Key Experimental Results¶
Main Results¶
| Dataset | Task | Metric | Ours (7B) | Prev. SOTA | Gain |
|---|---|---|---|---|---|
| MS-CXR-T | Multi-label Class. (Avg 5) | Top-1 Acc | 0.78 | 0.69 (CoCa-CXR) | +0.09 |
| MS-CXR-T | Pneumothorax | Top-1 Acc | 0.96 | 0.73 | +0.23 |
| MS-CXR-T | Consolidation | Top-1 Acc | 0.84 | 0.70 | +0.14 |
| MIMIC-CXR | Report Generation | BLEU-1 | 0.56 | 0.43 (CPO) | +0.13 |
| MIMIC-CXR | Report Generation | ROUGE-L | – | 0.42 (CPO) | Improvement |
Note: Ours uses 10% data without radiologist reports; baselines use full data with reports.
Ablation Study¶
| Configuration | Key Findings | Description |
|---|---|---|
| Supervised Bootstrap Only | Significant hallucinations | Inherits source biases, confirming Observation 1.2. |
| Bootstrap + DPO (Pairwise) | Partial gain but inferior | Shows the necessity of Plackett-Luce multi-negative constraints. |
| Full APO (PL Multi-Negative) | Avg 0.78 | Drift-as-constraint is more robust than consensus training alone. |
| Source Teachers | Lower than Student 7B | Student exceeds teachers, proving the effect of ensemble + reverse constraint. |
Key Findings¶
- Pneumothorax Lead (+0.23): Pleural lines for this condition are subtle; source models are uncertain and show maximum drift. By treating uncertainty regions as negative constraints, APO sharpens sensitivity to key visual cues.
- Edema Slightly Lower: APO treats high-variance drift regions as areas to "avoid," leading to conservative behavior and sacrificing some recall for safety.
- 7B Student Exceeds Source Teachers (including GPT-4o, Qwen-VL-Max): Proves the combination of consensus and explicit unlearning of drift is stronger than the annotation quality of any single teacher.
Highlights & Insights¶
- Drift-as-constraint Perspective: Flips the "teacher conflict" problem from a headache to an "explicit negative constraint," solving both unsupervised and robustness challenges.
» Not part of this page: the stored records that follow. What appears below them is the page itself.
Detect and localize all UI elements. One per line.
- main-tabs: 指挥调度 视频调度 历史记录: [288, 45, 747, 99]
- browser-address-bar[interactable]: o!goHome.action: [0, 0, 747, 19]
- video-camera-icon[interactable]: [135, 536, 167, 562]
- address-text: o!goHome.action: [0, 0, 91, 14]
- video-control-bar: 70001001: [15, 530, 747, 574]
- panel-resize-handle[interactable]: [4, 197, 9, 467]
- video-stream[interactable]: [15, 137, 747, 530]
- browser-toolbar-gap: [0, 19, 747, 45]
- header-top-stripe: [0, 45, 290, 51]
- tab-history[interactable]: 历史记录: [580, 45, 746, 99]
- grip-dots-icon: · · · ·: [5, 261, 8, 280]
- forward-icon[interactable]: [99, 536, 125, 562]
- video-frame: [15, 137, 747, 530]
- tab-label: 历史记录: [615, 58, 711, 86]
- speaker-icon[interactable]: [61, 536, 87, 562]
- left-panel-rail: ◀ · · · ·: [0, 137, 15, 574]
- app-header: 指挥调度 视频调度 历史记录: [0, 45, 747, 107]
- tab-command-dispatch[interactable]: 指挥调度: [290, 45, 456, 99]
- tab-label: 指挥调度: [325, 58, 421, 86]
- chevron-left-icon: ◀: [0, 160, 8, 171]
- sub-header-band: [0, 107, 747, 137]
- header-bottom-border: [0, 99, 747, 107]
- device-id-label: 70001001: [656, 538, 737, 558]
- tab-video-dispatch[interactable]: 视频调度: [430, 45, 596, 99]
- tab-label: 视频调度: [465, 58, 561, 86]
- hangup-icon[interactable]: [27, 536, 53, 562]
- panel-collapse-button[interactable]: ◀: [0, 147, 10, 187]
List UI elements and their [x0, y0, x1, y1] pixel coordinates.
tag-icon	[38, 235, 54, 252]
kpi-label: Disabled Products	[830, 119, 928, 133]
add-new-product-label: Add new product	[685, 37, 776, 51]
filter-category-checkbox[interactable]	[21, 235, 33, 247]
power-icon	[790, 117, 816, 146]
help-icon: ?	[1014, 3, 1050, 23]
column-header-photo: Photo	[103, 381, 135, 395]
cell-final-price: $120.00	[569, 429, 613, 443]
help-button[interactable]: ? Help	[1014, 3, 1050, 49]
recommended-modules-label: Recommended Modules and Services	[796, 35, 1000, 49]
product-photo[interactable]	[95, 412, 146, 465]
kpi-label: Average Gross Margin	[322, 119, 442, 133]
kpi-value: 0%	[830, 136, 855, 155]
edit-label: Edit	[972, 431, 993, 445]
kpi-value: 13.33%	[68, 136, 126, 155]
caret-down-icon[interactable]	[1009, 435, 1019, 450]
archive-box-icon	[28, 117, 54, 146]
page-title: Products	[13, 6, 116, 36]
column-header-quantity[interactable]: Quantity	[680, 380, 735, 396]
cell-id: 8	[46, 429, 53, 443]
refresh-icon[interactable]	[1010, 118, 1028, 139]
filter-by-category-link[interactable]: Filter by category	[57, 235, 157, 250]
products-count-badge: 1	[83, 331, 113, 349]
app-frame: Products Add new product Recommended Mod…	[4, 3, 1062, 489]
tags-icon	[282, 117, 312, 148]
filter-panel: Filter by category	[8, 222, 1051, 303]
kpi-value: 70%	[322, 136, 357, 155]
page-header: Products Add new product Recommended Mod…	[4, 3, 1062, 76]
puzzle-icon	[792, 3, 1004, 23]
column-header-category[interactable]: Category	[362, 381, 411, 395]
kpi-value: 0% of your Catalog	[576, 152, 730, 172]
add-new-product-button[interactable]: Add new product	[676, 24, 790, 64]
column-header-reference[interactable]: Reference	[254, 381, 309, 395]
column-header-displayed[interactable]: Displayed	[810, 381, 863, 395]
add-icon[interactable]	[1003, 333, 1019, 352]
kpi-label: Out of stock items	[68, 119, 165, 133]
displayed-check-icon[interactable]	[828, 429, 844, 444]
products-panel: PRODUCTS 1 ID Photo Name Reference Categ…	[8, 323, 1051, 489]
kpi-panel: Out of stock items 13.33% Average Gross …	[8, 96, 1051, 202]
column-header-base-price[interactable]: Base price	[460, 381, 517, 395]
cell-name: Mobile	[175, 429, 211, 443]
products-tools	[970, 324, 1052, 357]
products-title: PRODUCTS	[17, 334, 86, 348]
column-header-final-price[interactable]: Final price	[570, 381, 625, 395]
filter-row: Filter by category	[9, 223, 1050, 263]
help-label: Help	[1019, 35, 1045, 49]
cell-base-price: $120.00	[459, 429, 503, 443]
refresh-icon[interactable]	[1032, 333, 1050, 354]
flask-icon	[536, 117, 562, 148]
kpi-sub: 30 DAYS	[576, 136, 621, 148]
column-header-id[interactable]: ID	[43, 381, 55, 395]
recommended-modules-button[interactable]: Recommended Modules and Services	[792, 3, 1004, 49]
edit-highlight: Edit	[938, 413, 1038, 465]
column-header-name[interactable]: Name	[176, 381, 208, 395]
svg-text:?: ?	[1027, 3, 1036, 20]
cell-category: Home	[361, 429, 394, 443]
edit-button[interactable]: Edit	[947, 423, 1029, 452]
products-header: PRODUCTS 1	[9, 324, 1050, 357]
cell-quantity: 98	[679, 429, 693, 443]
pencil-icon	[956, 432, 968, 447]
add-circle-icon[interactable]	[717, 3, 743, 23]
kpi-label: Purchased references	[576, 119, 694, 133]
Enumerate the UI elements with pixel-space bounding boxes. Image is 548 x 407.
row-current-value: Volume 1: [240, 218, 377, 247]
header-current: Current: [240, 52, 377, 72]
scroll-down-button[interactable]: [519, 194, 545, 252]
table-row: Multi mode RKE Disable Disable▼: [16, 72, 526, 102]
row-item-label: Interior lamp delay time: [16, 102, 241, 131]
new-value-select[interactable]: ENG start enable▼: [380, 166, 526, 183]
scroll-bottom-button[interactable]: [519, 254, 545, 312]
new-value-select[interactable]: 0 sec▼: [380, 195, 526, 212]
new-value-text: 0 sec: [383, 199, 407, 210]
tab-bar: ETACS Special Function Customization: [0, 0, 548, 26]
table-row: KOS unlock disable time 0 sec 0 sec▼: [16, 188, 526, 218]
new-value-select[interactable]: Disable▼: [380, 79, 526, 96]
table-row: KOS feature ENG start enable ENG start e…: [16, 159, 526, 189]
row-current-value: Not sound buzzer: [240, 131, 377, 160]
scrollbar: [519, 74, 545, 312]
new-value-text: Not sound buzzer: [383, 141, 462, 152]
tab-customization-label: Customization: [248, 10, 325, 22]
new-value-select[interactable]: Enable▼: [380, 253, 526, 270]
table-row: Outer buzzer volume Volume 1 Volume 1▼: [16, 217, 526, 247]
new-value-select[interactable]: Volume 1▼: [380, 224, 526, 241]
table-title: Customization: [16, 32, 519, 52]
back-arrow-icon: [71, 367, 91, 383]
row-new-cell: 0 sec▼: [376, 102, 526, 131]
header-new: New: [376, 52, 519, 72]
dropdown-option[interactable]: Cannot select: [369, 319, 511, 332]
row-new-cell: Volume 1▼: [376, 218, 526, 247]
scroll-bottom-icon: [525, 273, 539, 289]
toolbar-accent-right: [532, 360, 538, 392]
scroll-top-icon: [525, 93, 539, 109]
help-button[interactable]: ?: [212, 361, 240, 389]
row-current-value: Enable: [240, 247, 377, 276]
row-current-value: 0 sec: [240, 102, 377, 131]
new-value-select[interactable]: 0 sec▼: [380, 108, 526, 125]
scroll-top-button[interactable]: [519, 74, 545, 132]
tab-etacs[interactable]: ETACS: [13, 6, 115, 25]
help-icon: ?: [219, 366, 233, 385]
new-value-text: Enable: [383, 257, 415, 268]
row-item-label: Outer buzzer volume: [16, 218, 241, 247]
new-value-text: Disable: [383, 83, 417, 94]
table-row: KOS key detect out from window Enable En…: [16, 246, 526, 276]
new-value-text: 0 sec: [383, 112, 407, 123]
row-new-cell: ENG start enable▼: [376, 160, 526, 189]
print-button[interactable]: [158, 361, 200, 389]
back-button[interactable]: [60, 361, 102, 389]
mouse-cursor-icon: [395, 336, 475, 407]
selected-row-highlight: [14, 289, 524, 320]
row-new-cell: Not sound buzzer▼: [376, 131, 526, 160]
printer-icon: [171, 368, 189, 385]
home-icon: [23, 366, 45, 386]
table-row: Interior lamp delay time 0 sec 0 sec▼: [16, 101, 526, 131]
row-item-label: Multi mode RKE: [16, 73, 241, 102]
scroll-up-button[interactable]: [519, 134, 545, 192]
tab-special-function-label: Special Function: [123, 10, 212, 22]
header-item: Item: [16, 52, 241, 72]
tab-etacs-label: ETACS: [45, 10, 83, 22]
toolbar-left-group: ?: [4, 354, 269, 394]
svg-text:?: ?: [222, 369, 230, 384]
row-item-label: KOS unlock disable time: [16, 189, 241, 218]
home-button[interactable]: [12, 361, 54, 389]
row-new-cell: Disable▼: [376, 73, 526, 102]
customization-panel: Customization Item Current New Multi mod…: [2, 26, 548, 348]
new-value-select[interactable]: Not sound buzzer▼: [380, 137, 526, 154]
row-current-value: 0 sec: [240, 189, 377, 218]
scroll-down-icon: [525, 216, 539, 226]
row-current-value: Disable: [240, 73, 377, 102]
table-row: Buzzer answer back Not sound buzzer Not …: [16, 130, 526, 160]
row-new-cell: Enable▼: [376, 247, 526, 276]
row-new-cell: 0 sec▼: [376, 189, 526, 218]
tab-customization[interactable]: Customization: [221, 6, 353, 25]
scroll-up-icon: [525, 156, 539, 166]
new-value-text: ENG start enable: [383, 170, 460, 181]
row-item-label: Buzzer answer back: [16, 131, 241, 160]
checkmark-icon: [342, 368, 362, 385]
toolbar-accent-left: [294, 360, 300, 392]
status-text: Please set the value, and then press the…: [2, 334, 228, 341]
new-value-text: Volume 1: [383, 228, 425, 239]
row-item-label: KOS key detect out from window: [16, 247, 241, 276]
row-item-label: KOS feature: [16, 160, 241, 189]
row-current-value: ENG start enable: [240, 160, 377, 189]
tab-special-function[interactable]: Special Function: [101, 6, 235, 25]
- Natural Progression to Plackett-Luce: While DPO requires positive-negative pairs, multi-source scenarios are inherently \(1:N\). APO is the first to bridge this theory to multi-teacher distillation.
- Transferable Self-supervised Alignment: This framework can be applied to any scenario where "multiple teachers disagree but gold labels are missing," such as multi-LLM judge evaluation, cross-model reward synthesis, or multi-retriever ranking.
Limitations & Future Work¶
- Dependency on Consensus Extractability: If teachers have zero consensus (extremely high-variance tasks), the in-context \(t^+\) becomes unreliable, causing training signals to collapse.
- Equal Weighting in Plackett-Luce: Currently all sources are treated equally, whereas GPT-4o and smaller models have different reliability. Future work could weight negative samples by dynamic confidence.
- Domain Focus: Whether it holds for broader multi-source reasoning (math, code) remains to be verified.
- Benchmark Update: CXR-MAX depends on current MLLM reasoning; as models upgrade, drift patterns change, requiring the benchmark to be updated.
Related Work & Insights¶
- vs DPO (Rafailov 2023): DPO uses static external preference labels; APO automatically constructs pairs, uses PL multi-negative samples, and targets active unlearning.
- vs WeakLM Distillation / FUSE-style Multi-teacher: These either average or pick the strongest teacher. APO leverages the divergent regions between teachers as training signals.
- vs Self-Refine / Self-consistency: Self-consistency only performs majority voting at inference; APO moves this to the RL/preference learning stage and utilizes "minority" trajectories as constraints rather than discarding them.
Rating¶
- Novelty: ⭐⭐⭐⭐⭐ Perspective flip of drift-as-constraint + DPO to Plackett-Luce extension.
- Experimental Thoroughness: ⭐⭐⭐⭐ Strong comparisons on MS-CXR-T and report generation, though ablation could be more granular.
- Writing Quality: ⭐⭐⭐⭐⭐ Seamless transition between theory and method; formulas correspond well with observations.
- Value: ⭐⭐⭐⭐⭐ Provides direct inspiration for multi-teacher distillation, unsupervised alignment, and medical VQA.